Maine

Older woman: You don’t remember me, do you?
Young woman: Nope.
Older woman: You lived next door to me when you lived with your aunt in Salem!
Young woman: Salem?
Older woman: Salem, New Hampshire.
Young woman: I don’t have an aunt in Salem.
Older woman: Oh, come on, don’t you remember?
Young woman: I never lived in New Hampshire. I have lived in Maine my whole life.
Older woman, sarcastically: Yeah…Okay.

–Wells Beach, Maine

Overheard by: Vee‐licious

Lifeguard #1: So, what would you do if somebody came to you with a bat bite?
Lifeguard #2: Ummm… Clean up the wound, I guess.
Lifeguard #1: [Long pause] What would you do for someone with a clown bite?

–Echo Lake, Maine

Older guy: We had dinner there earlier in the week. I got food poisoning.
Young kayaking guide: Really? Was it good?

–York Beach, Maine

Girl: I lost my butthole! Oh, wait, there it is!

–Old Orchard Beach, Maine

Overheard by: Misaki

WASP girl: I saw three of them, and they all looked the same. I think they were Mexicanese?

–Bar Harbor, Maine

Overheard by: dulcineaesq

Tourist, about the tide: Where does all the water go?

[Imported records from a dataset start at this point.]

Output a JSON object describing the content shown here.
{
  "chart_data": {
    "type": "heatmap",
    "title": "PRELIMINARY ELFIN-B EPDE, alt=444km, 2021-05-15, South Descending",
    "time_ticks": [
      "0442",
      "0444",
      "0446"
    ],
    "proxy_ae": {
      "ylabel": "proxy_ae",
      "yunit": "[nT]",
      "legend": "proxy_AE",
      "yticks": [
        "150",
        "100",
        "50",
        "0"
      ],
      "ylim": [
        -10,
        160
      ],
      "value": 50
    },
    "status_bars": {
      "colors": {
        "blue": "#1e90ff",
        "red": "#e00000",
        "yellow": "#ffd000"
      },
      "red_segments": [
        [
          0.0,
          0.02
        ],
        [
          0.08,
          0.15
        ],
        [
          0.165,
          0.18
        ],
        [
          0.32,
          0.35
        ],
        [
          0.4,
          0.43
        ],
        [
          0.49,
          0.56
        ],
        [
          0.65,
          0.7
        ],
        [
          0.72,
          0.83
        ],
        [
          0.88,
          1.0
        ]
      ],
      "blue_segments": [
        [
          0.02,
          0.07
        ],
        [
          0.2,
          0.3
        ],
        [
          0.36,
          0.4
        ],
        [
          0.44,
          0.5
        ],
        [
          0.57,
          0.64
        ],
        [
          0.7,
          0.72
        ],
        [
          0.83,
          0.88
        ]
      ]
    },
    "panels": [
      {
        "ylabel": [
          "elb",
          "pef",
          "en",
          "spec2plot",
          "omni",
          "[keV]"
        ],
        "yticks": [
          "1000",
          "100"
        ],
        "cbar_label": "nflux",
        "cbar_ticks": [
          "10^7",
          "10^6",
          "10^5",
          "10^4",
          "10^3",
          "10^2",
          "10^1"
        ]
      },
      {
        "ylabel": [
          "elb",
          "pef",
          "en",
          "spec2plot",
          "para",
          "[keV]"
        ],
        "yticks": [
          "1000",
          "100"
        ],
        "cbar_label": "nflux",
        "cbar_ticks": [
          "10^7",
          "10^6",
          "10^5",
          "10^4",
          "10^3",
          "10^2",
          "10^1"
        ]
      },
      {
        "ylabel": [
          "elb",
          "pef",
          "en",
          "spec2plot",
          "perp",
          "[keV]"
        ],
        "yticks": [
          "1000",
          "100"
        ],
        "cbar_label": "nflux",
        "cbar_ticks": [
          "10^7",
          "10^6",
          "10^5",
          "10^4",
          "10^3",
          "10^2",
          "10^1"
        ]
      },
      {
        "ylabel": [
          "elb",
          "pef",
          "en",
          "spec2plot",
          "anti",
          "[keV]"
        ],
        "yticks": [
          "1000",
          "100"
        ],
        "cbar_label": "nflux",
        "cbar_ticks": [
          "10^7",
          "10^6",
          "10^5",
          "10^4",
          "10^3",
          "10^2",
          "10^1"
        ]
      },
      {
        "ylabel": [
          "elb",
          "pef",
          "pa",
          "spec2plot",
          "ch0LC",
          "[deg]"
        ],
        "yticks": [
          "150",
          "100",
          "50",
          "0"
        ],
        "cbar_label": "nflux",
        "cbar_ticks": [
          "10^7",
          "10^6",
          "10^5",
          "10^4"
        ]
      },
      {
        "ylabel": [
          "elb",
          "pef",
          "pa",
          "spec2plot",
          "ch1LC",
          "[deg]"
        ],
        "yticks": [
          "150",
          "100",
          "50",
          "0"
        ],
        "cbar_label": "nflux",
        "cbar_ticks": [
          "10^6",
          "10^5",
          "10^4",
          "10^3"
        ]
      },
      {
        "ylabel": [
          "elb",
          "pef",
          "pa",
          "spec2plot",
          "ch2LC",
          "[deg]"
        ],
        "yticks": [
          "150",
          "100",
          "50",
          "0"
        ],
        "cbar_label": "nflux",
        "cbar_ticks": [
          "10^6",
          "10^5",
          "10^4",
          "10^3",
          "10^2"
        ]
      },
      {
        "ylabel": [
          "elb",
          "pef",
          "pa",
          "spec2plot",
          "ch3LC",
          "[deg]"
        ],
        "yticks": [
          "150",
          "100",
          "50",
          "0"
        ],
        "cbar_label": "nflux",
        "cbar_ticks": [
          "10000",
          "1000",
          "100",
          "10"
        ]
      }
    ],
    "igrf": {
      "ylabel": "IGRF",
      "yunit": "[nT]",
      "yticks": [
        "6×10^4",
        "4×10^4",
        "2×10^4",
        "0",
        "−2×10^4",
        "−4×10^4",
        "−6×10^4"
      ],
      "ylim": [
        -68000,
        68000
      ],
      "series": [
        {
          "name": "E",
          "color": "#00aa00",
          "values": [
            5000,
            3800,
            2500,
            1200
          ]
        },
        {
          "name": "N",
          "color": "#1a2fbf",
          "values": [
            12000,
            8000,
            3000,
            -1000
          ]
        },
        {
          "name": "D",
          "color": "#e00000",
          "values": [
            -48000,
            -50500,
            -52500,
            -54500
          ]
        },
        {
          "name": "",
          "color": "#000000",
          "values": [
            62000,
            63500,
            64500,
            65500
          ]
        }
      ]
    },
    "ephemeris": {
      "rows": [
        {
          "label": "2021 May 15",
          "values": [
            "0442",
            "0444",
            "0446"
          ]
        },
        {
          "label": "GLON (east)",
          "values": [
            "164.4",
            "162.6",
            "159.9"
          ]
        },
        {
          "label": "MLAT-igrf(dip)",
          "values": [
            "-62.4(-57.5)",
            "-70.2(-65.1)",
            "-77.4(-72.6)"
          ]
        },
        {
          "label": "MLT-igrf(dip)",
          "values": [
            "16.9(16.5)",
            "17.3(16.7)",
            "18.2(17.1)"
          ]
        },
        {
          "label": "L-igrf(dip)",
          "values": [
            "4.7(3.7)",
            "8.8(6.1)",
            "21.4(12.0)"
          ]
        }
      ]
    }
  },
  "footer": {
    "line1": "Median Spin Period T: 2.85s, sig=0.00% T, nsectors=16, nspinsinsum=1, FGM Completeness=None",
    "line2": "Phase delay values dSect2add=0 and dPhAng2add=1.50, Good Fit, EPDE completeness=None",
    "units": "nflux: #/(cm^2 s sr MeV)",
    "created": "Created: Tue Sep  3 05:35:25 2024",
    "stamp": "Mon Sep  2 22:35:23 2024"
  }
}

–Ogunquit Beach, Ogunquit, Maine

Overheard by: C’mon

Girl: Excuse me, what lake is this?
Street vendor: The Atlantic one.

–Portland, Maine

Woman #1: Oh my goodness, you should see your daughter! It looks like she’s been stabbed; it’s the cutest thing.
Woman #2: Oh, really?
Woman #1: Yes! She’s been eating cherries, and the juice has run all down her front and all over her hands. It looks like she has blood all over her – it’s adorable!

–Old Orchard Beach, Maine

Overheard by: shawshank

Preppy 60‐something #1: Now you only owe me 10,463 martinis.
Preppy 60‐something #2: Yep, she owes me a bunch, too.

–Kennebunkport, Maine

Overheard by: Amused Locals

Girl: Instead of “fisting” would elephants do “trunking”?
Guy: Wouldn’t that be redundant? You know, trunk… Penis…
Girl: Yeah, maybe trunking is just elephant oral. (pause) That is a sentence I never thought I would ever say.